If you ignore the SWT boiler-plate, the really interesting bits here are the Map of panels and the initialization loop for the TabItem(s).  In essence, I am making use of a cute little trick with the companion objects of each of the panel case classes.  These objects are automatically generated by the compiler extending function type: (Composite)=>ForegroundPanel, where ForegroundPanel is replaced by the case class in question.  Because each of these classes extends Composite, the inferred type of panels will be: Map[String, (Composite)=>Composite](actually, I’m cheating a bit and not giving the precise inference, only its effective equivalent)

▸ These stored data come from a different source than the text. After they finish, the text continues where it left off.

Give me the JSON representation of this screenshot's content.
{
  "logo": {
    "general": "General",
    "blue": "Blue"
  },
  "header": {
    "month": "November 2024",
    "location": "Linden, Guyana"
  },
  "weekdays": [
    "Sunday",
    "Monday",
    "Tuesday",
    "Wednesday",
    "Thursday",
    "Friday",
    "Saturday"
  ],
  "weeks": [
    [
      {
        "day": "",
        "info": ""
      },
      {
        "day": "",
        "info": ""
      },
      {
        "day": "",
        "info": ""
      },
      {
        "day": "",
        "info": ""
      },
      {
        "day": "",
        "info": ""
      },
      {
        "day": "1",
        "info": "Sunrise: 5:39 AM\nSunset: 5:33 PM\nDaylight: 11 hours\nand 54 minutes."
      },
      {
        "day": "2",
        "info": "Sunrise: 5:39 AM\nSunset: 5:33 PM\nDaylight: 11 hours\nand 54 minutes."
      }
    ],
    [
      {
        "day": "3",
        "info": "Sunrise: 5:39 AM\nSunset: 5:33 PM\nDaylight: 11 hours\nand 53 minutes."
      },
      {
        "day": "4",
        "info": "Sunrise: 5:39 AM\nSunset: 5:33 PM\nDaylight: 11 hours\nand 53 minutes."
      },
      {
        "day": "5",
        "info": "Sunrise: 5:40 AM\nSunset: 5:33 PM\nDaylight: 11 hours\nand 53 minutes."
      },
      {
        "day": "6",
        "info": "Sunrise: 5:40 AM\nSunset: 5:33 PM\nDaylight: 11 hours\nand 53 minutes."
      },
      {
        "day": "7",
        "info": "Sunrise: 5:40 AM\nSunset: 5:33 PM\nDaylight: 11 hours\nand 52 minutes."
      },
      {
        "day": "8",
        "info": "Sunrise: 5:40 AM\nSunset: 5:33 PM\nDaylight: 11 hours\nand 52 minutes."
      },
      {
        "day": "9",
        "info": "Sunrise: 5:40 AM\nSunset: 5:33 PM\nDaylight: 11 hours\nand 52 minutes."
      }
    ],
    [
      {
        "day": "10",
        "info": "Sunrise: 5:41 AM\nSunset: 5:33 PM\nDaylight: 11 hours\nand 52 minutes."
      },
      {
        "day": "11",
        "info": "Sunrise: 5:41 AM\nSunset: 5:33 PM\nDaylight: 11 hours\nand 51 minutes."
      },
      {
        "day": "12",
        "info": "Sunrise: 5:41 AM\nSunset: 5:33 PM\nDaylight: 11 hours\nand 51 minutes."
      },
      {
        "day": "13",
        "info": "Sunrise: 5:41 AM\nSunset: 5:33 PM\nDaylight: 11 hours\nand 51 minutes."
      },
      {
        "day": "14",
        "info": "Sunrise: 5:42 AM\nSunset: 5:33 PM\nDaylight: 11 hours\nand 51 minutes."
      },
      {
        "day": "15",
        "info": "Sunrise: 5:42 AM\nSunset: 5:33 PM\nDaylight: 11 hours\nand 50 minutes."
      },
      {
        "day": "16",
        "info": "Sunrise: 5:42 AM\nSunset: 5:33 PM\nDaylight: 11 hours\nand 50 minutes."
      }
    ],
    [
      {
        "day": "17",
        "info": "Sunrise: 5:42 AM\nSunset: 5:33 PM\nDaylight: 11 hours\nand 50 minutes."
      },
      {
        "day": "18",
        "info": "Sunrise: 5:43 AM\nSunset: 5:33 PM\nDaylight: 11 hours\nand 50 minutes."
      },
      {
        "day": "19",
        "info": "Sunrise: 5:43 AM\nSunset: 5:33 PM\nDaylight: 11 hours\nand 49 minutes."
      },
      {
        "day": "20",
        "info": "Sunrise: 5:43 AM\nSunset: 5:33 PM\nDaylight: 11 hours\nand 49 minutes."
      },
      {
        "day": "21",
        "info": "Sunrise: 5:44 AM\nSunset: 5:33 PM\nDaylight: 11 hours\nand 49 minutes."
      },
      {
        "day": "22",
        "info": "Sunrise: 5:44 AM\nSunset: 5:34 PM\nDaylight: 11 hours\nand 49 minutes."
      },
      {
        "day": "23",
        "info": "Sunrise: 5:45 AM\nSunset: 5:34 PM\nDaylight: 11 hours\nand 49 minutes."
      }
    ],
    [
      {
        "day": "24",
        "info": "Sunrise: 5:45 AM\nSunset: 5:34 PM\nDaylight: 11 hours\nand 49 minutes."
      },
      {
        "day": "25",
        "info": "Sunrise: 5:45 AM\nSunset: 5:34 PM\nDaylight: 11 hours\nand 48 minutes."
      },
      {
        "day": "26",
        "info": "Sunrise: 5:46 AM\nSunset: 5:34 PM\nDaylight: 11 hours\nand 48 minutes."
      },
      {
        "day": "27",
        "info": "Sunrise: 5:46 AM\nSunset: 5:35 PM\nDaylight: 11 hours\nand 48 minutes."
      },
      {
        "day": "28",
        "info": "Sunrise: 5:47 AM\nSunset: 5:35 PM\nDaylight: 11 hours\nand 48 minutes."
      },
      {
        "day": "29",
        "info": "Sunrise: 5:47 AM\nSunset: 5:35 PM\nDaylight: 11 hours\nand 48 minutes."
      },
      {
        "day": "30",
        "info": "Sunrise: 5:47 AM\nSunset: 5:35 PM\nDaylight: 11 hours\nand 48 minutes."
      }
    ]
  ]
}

This definition allows the iteration over the elements of panels, generating a new instance by using the value element as a function taking a Composite and returning a new Composite instance: the desired child panel.  It’s all statically typed without giving up either the convenience of a natural configuration syntax (in the panels declaration) or the familiarity of a class definition for each panel.  This sort of thing would certainly be possible without case classes, but more work would be required on my part to properly declare each companion object by hand.

Conclusion

I think the reason that a lot of staid object-oriented developers tend to frown on case classes is their close connection to pattern matching, a more powerful relative of the much-despised switch/case mechanism.  What these developers fail to realize is that case classes are really much more than that, freeing us from the boiler-plate tyranny of endless getter/setter declarations and the manual labor of proper equals() and toString() methods.  Case classes are the object-oriented developer’s best friend, just no one seems to realize it yet.